Fibonacci Day is November 23rd, as it has the digits "1, 1, 2, 3" which is first part of the Fibonacci sequence. The Fibonacci numbers appear everywhere in nature, from the leaf arrangement in plants, to the pattern of the florets of a flower, the bracts of a pinecone, the scales of a pineapple, as well in natural phenomenon, such as the shapes of spiral galaxies and hurricanes!
Fibonacci Day is celebrated November 23, using month-first notation 1-1-2-3, 11/23, because the Fibonacci series begins 1, 1, 2, 3, 5, 8, ... a pattern of counting where each number is the sum of the previous two.
As well as being prevalent in nature, Fibonacci Day recognises the importance and value of Italian mathematician Leonardo Fibonacci’s contributions to mathematics.

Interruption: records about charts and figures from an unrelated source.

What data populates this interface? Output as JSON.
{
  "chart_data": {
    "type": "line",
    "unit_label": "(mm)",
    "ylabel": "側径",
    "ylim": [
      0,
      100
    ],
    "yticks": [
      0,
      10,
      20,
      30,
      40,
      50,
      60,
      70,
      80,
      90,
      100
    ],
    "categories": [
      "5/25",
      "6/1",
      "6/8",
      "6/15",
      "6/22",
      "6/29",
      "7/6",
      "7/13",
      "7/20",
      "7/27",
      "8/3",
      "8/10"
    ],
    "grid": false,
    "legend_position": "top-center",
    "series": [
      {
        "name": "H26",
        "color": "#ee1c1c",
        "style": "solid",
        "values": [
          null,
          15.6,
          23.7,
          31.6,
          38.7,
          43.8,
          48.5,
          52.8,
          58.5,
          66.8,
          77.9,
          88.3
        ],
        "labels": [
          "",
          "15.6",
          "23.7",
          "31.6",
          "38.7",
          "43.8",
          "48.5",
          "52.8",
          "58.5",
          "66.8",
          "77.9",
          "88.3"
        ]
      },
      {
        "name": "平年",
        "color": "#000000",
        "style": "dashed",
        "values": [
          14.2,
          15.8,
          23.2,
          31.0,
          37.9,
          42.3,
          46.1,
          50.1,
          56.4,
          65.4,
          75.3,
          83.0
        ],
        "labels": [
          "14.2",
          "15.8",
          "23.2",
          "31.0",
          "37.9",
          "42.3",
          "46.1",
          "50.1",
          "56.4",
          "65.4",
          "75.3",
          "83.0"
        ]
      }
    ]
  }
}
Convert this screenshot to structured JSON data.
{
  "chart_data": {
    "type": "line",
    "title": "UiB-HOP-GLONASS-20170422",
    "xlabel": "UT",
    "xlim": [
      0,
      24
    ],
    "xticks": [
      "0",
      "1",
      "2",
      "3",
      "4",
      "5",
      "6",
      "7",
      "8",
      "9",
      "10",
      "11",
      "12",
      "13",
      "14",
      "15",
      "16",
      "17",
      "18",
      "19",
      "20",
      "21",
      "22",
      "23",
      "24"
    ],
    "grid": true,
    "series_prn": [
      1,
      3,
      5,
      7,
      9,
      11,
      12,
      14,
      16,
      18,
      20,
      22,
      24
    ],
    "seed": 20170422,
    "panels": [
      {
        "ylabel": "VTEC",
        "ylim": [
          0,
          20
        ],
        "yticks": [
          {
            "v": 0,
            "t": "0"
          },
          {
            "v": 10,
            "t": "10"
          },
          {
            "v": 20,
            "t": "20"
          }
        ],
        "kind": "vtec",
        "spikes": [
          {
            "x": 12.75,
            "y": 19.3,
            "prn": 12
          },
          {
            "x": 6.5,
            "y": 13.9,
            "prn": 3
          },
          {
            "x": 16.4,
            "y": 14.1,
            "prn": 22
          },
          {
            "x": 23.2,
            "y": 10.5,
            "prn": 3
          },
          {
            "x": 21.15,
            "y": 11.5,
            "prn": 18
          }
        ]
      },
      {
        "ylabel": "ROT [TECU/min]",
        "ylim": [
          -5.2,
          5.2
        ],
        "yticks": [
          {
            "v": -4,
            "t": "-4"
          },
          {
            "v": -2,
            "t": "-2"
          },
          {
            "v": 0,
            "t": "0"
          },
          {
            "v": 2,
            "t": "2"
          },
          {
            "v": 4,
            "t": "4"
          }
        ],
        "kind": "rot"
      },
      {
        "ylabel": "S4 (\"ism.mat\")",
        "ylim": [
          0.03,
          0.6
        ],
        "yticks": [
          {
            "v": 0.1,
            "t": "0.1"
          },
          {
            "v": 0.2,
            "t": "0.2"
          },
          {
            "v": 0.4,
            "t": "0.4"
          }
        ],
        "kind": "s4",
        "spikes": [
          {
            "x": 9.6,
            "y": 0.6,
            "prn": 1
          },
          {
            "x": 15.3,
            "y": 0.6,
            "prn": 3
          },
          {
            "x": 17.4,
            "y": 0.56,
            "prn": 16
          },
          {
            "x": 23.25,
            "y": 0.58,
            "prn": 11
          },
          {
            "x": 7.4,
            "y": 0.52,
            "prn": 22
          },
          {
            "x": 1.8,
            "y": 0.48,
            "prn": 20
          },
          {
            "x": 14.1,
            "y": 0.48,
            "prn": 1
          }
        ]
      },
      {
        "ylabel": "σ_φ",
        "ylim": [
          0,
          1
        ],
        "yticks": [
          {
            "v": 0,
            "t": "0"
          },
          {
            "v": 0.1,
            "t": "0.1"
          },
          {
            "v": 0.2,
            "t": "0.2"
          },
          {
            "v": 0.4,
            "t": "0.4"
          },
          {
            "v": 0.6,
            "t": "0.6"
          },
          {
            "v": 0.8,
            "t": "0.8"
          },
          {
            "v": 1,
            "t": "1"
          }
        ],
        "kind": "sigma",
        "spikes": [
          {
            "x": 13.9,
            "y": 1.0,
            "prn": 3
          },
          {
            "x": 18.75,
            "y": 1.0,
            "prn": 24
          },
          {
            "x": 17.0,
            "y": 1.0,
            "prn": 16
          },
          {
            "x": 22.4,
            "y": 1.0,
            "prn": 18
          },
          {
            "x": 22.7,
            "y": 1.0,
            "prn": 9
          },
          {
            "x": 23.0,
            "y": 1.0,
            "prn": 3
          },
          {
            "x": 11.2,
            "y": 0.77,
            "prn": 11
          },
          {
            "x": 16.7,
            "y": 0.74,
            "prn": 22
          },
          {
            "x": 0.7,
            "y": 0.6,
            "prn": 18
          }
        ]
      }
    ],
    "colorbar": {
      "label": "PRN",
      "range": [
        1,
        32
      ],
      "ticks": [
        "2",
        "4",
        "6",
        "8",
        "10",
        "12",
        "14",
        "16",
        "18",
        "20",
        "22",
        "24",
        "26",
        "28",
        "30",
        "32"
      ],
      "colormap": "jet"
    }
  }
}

The pattern and colour of stitches in the tartan are based on both the sequence and the colours of the Italian flag.
Leonardo of Pisa, sometimes known as Leonardo Fibonacci did not actually invent or discover the Fibonacci sequence (which first appears in Indian mathematics in connection with Sanskirt prosody), but he used it as an example in his book, Liber Abaci, when studying the idealized population growth of rabbits.
Fibonacci sequences appear in biological settings - the branching in trees, the arrangement of leaves on a stem, the fruitlets of a pineapple, the flowering of artichoke, the uncurling of a fern, the arrangement of seeds in a pine cone, and much more.